"Skridskoprinsessan" (=The skater princess)
Signed Carl Milles. Foundry mark Gjutarstämpel L. Rasmussen, København. Bronze, green patina, height 31 cm.
Ingemar Dahlberg Collection
Henrik Cornell, "Carl Milles, hans verk", 1963, the motif listed at p. 258 under the year 1949.
Erik Näslund, "Carl Milles - en biografi", 1991,the motif listed at p. 337 under the year 1949.
The Skating Princess
The Skating Princess by Carl Milles is a fast-paced, lively skating girl, the arms are stretched and the short skirt turns in a piruette. Milles created this bronze in 1949 after seeing a skating girl in Rockefeller Plaza in New York. He became so fond of her movements that he tried to catch them in bronze. The sculpture does not have much in common with Milles heavy themes such as "Man and Pegasus" or "Hand of God" that came together at the same time.
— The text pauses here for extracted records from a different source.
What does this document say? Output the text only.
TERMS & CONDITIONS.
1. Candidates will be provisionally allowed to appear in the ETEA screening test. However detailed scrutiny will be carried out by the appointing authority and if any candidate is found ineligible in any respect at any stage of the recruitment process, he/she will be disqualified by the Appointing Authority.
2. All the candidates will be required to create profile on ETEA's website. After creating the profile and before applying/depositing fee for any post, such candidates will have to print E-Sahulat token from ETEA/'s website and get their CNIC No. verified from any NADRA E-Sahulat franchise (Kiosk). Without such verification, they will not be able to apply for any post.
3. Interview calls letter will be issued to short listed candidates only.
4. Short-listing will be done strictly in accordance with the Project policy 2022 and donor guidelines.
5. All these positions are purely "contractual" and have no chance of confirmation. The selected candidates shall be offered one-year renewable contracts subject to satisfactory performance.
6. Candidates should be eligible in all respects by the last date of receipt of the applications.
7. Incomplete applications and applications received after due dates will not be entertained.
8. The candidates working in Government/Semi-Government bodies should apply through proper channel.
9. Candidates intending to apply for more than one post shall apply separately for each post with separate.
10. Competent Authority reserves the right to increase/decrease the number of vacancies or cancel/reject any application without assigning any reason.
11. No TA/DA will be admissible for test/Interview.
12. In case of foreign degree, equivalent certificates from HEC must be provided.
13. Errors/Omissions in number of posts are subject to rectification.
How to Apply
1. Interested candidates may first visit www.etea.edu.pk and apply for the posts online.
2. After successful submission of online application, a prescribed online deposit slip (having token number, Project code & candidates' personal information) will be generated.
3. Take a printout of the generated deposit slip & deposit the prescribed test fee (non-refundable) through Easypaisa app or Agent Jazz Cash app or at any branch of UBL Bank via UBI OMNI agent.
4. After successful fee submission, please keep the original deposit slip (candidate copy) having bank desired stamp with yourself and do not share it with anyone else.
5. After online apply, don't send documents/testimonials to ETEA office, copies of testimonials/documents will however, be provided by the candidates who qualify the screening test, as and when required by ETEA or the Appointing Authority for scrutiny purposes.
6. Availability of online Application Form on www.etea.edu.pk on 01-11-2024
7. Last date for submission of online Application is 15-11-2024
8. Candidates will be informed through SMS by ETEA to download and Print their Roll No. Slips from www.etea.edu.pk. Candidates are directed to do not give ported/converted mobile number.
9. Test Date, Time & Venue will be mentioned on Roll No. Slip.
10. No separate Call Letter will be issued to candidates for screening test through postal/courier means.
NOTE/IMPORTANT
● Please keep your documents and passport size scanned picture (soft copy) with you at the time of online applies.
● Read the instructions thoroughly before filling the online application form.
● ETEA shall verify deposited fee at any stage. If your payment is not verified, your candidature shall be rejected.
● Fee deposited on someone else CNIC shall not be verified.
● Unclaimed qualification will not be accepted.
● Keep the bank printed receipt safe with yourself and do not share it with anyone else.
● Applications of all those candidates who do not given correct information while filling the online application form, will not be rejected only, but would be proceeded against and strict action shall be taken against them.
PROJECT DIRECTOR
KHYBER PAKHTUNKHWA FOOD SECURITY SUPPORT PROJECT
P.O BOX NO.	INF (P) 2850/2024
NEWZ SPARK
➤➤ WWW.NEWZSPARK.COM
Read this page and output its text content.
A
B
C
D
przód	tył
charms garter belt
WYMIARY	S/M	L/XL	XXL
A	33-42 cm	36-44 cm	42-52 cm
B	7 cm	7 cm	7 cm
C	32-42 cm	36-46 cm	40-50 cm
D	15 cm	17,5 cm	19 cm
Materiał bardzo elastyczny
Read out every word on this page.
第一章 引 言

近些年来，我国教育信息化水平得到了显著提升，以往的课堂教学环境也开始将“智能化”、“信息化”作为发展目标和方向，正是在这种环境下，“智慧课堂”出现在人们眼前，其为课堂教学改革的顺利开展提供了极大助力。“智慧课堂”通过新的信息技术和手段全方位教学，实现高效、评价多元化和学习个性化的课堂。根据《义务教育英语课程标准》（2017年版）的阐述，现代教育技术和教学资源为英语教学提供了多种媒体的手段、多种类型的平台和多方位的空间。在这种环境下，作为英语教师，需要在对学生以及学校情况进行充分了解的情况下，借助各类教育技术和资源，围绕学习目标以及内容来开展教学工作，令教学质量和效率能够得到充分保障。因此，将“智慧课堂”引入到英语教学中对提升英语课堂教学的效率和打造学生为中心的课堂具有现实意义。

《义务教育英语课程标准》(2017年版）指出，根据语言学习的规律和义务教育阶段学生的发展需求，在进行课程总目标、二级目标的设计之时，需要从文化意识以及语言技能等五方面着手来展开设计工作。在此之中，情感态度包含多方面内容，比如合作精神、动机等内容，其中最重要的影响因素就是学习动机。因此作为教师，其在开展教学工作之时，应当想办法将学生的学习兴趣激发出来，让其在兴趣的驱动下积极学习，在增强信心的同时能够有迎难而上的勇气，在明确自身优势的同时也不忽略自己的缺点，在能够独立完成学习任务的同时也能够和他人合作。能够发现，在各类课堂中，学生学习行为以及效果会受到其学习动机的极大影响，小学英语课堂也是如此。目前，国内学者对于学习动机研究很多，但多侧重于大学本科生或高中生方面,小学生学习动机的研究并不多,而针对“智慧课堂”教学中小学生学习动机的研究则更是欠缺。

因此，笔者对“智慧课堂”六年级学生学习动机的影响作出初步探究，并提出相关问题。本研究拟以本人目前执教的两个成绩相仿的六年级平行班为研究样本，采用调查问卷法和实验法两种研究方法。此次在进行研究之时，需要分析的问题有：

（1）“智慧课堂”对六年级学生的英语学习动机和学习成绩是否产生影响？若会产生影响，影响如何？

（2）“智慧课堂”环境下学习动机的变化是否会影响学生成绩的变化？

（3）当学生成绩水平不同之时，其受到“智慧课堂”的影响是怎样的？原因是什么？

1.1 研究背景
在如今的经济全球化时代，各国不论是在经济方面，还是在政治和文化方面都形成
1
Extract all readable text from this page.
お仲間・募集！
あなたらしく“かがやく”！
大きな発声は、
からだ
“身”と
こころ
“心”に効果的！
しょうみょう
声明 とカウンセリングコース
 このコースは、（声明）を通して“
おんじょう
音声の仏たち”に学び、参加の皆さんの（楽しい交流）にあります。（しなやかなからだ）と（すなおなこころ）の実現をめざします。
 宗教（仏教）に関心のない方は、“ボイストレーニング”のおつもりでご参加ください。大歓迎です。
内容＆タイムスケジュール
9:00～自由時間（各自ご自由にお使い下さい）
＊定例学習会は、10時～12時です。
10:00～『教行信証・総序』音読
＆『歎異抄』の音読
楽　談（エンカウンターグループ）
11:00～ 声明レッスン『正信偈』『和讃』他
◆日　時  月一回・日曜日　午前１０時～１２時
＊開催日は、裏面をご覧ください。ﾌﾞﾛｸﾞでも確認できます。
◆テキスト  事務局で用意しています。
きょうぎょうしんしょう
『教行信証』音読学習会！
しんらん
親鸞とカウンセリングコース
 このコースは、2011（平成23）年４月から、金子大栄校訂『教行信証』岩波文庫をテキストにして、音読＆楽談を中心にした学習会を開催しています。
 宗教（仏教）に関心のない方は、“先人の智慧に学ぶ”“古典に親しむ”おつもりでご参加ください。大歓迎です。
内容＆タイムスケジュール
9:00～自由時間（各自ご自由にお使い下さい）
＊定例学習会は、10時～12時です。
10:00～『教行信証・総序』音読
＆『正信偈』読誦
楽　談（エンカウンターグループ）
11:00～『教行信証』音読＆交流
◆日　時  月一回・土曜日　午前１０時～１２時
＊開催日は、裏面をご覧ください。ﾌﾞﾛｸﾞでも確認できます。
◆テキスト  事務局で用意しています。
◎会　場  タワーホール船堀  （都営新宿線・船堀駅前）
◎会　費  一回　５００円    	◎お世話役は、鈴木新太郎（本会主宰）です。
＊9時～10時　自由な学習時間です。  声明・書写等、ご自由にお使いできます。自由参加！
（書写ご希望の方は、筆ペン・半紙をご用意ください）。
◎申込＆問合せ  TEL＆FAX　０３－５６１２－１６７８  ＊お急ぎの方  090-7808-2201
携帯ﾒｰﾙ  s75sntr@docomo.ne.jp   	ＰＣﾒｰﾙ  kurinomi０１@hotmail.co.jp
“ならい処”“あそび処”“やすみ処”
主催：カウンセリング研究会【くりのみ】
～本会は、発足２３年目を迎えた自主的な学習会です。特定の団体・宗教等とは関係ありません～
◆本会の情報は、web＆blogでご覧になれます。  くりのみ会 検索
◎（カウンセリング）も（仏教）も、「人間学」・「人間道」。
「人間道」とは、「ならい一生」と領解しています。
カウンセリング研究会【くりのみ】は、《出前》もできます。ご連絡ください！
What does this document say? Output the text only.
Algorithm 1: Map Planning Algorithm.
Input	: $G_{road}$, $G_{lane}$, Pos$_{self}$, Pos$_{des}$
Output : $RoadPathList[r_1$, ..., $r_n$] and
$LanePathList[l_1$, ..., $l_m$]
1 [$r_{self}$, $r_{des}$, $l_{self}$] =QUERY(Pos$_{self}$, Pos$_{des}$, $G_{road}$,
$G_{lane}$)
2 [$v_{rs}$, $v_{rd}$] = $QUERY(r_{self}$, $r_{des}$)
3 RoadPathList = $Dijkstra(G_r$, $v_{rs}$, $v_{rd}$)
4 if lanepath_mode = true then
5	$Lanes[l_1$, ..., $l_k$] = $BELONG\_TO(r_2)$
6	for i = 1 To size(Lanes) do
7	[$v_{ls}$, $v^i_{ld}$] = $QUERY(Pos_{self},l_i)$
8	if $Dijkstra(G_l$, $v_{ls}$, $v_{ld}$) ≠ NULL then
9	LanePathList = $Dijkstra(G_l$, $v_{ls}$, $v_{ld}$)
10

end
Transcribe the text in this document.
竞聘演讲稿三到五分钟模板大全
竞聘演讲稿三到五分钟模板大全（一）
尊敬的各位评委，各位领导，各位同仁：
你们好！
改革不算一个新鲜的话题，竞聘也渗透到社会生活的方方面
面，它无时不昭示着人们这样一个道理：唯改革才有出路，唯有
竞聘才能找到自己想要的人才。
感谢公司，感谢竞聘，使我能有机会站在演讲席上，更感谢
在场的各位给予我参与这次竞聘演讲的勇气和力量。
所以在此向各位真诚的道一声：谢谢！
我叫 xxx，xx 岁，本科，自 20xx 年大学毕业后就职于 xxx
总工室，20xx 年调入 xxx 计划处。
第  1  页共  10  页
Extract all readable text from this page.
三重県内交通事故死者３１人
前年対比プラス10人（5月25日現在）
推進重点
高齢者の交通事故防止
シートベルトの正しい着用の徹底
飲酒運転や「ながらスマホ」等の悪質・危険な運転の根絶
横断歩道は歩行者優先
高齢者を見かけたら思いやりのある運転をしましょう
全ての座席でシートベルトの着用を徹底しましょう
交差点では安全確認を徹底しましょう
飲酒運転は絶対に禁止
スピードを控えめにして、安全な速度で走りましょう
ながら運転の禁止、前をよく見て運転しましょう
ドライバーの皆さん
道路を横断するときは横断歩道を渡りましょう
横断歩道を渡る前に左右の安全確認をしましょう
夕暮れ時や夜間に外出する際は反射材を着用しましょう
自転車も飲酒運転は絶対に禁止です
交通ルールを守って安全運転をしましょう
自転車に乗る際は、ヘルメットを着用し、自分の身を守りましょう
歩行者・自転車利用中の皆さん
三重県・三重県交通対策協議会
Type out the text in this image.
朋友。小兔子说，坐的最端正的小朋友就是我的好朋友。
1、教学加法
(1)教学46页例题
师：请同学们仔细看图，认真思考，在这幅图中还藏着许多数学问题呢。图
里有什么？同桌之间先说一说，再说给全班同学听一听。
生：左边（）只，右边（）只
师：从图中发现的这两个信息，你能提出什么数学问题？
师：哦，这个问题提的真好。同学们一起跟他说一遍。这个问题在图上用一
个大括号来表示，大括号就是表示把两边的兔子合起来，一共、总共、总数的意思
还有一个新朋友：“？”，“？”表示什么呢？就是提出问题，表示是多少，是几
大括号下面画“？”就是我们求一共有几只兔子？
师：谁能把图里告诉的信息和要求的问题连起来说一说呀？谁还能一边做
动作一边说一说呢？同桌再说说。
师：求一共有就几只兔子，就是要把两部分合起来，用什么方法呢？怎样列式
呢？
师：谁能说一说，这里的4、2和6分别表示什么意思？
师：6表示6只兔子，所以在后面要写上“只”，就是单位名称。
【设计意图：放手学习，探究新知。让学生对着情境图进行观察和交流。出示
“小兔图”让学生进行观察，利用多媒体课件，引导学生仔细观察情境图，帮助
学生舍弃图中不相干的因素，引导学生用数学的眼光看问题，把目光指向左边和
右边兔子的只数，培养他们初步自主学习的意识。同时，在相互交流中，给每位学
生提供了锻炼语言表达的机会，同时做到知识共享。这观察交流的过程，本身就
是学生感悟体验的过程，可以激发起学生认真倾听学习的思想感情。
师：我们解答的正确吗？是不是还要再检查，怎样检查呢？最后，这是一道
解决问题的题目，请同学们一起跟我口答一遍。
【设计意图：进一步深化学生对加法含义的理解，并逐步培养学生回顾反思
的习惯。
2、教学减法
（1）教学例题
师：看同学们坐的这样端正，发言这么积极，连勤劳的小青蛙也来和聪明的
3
The motif is found at Millesgården.
Carl Milles was a Swedish sculptor born in Lägga. He studied at the Technical School in Stockholm, at the Ecole des Beaux-Arts in Paris under Auguste Rodin and on study trips to Germany, the Netherlands and Belgium. In Paris he came to stay for many years and made a living as an ornament carver. He studied the animals in the Jardin des Plantes (the Zoological Garden) and was strongly influenced by Auguste Rodin. Milles made a breakthrough with a monument to Sten Sture in Uppsala. He exhibited at the World's Fair in 1900 and was later given a solo exhibition at the Tate Gallery in London. Milles was professor of modeling at the Royal Academy of Arts in Stockholm. Well-known sculptures in public places signed by Carl Milles are the "Gustav Vasa" statue at the Nordic Museum, "Orfeusgruppen" outside the concert hall in Stockholm and the "Poseidonfontänen" in Gothenburg.